La moitié des ambulances hors service, des embarcations de secours inutilisables, des casernes vétustes : en Guadeloupe, les pompiers ne sont plus sûrs de pouvoir répondre à leurs missions.
Comme dans l'Hexagone où les pompiers sont appelés à une mobilisation nationale à compter de mardi pour demander des moyens financiers, matériels et humains, ceux de l'archipel antillais alertent sur leurs conditions d'exercice. « Nous avons aussi lancé un appel à la grève dans nos rangs », explique à l'AFP Sylvain Barvaut, secrétaire général du syndicat FO au Service départemental d'incendie et de secours (Sdis) de la Guadeloupe.
En juin déjà, les pompiers avaient fait grève devant le conseil départemental de Guadeloupe pour protester contre des manques criants de moyens : casernes vétustes, ambulances obsolètes, manque de formation et manque de moyens financiers.
Sur place, le constat est unanime. En prenant ses fonctions de directeur du Sdis en début d'année, Sylvain Montgénie avait dressé un rapport édifiant. « 52% des VSAV sont hors service », écrivait-il en février, en référence aux ambulances qui servent pour 92% des interventions.
Les « moyens nautiques » ne valent pas mieux : « Nos embarcations les plus importantes », mobilisables « dans le cas d'un naufrage de ferry inter-îles, sont toutes hors service », notait le directeur dans ce document.
Défaillances
« Bien sûr, c'est la faute à un sous-financement chronique sur lequel il convient de tirer la sonnette d'alarme, sous peine d'un naufrage imminent », explique à l'AFP Sylvain Montgénie, juste avant le début du mouvement. Il rappelle un taux d'activité supérieur de « 43% par rapport aux Sdis de France », avec plus de 11 000 interventions par an pour 100 000 habitants.
« On a du mal à assurer nos missions », résume le patron des pompiers guadeloupéens, qui pointe les « défaillances des partenaires, comme le CHU de Guadeloupe où il faut parfois plus de 13 heures » pour pouvoir confier un patient. Autant de temps pendant lequel les véhicules du Sdis restent immobilisés aux urgences.
Cette situation oblige aussi parfois à envoyer un véhicule « de Saint-Claude pour aller secourir quelqu'un à Sainte-Anne », deux communes distantes de 80 kilomètres, détaille le directeur.
En raison de la crise chronique de l'eau en Guadeloupe et des nombreuses bornes d'incendie défectueuses, les pompiers sont systématiquement contraints d'apporter, en cas de feux, une citerne supplémentaire, ce qui les oblige à « doubler les moyens à chaque intervention », déplore Sylvain Montgénie.
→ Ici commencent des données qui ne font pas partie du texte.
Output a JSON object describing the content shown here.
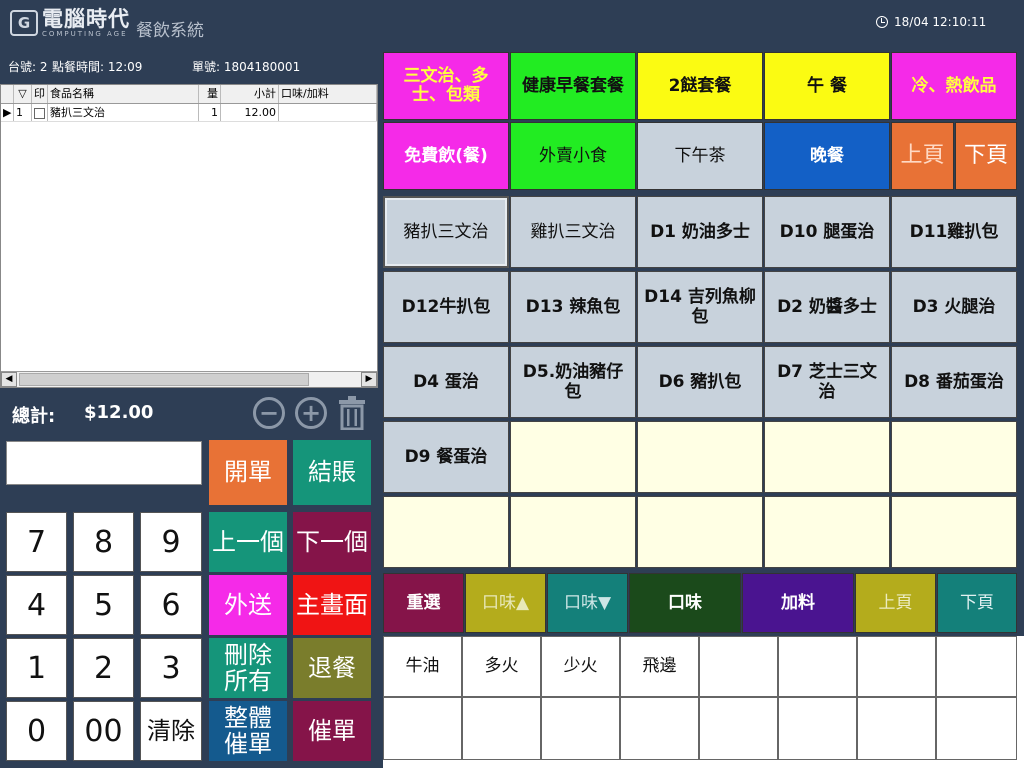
{
  "header": {
    "logo_mark": "G",
    "logo_cn": "電腦時代",
    "logo_en": "COMPUTING AGE",
    "system_name": "餐飲系統",
    "datetime": "18/04 12:10:11"
  },
  "order_info": {
    "table": "台號: 2",
    "time": "點餐時間: 12:09",
    "order_no": "單號: 1804180001"
  },
  "grid": {
    "headers": [
      "",
      "▽",
      "印",
      "食品名稱",
      "量",
      "小計",
      "口味/加料"
    ],
    "rows": [
      {
        "marker": "▶",
        "no": "1",
        "name": "豬扒三文治",
        "qty": "1",
        "subtotal": "12.00",
        "flavor": ""
      }
    ]
  },
  "total": {
    "label": "總計:",
    "value": "$12.00"
  },
  "icons": {
    "minus": "minus-circle-icon",
    "plus": "plus-circle-icon",
    "trash": "trash-icon"
  },
  "keypad": {
    "k7": "7",
    "k8": "8",
    "k9": "9",
    "k4": "4",
    "k5": "5",
    "k6": "6",
    "k1": "1",
    "k2": "2",
    "k3": "3",
    "k0": "0",
    "k00": "00",
    "clear": "清除"
  },
  "actions": {
    "open": "開單",
    "checkout": "結賬",
    "prev": "上一個",
    "next": "下一個",
    "takeout": "外送",
    "main": "主畫面",
    "delete_all": "刪除所有",
    "void": "退餐",
    "rush_all": "整體催單",
    "rush": "催單"
  },
  "categories": {
    "c1": "三文治、多士、包類",
    "c2": "健康早餐套餐",
    "c3": "2餸套餐",
    "c4": "午 餐",
    "c5": "冷、熱飲品",
    "c6": "免費飲(餐)",
    "c7": "外賣小食",
    "c8": "下午茶",
    "c9": "晚餐",
    "prev": "上頁",
    "next": "下頁"
  },
  "items": [
    "豬扒三文治",
    "雞扒三文治",
    "D1 奶油多士",
    "D10 腿蛋治",
    "D11雞扒包",
    "D12牛扒包",
    "D13 辣魚包",
    "D14 吉列魚柳包",
    "D2 奶醬多士",
    "D3 火腿治",
    "D4 蛋治",
    "D5.奶油豬仔包",
    "D6 豬扒包",
    "D7 芝士三文治",
    "D8 番茄蛋治",
    "D9 餐蛋治"
  ],
  "options_bar": {
    "reselect": "重選",
    "flavor_up": "口味▲",
    "flavor_down": "口味▼",
    "flavor": "口味",
    "addon": "加料",
    "prev": "上頁",
    "next": "下頁"
  },
  "flavors": [
    "牛油",
    "多火",
    "少火",
    "飛邊"
  ],
  "colors": {
    "bg": "#2e3e55",
    "magenta": "#f52ae8",
    "green": "#22ec22",
    "yellow": "#fbfb12",
    "blue": "#1360c6",
    "orange": "#e87236",
    "teal": "#15957a",
    "red": "#f01414",
    "maroon": "#851449",
    "olive": "#7a7d2c",
    "navy": "#145a8e",
    "item": "#c8d2dc"
  }
}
Côté préfecture, on se dit « inquiet » d'une telle situation, au point d'avoir demandé en juin à la chambre régionale des comptes d'évaluer la gestion du Sdis et sa capacité à répondre à ses missions de sécurité civile, sur la base notamment du rapport du nouveau directeur.
Séisme
Les finances, elles, sont dans le rouge. « Il faudrait environ 18 millions pour combler les besoins », confirme à l'AFP Henri Angélique, conseiller départemental et président du conseil d'administration du Sdis de Guadeloupe.
Après la grève de juin, le conseil départemental avait promis des versements fixés par un « budget supplémentaire ». Initialement prévu en juillet, le vote devrait advenir d'ici fin septembre. « On a les mêmes problèmes que les autres départements », tempère Henri Angélique, assurant qu' « on avance toutefois ».
Des casernes annoncées de longue date sont en construction, à Pointe-Noire, sur la côte ouest, et à Marie-Galante. Mais l'avancement de travaux est retardé par l'augmentation du coût des matériaux. À Sainte-Rose, dans le nord de Basse-Terre, la réfection d'une caserne particulièrement vétuste, annoncée depuis cinq ans, se fait toujours attendre.
« Après le rapport de l'inspection générale de l'administration, on a remis à jour le schéma départemental des risques qui est en cours de finalisation », ajoute Henri Angélique. Ce rapport, daté de 2021, concluait globalement à un manque de préparation du territoire en matière de risques majeurs auxquels il est soumis.
Au-delà des manques du quotidien, dans un territoire vieillissant et exposé, l'événement majeur que l'on redoute chez les pompiers est un séisme de forte magnitude. Ici, pas de débat sur la capacité des hommes à secourir. Le doute porte sur les murs des casernes car elles ne sont pas aux normes parasismiques.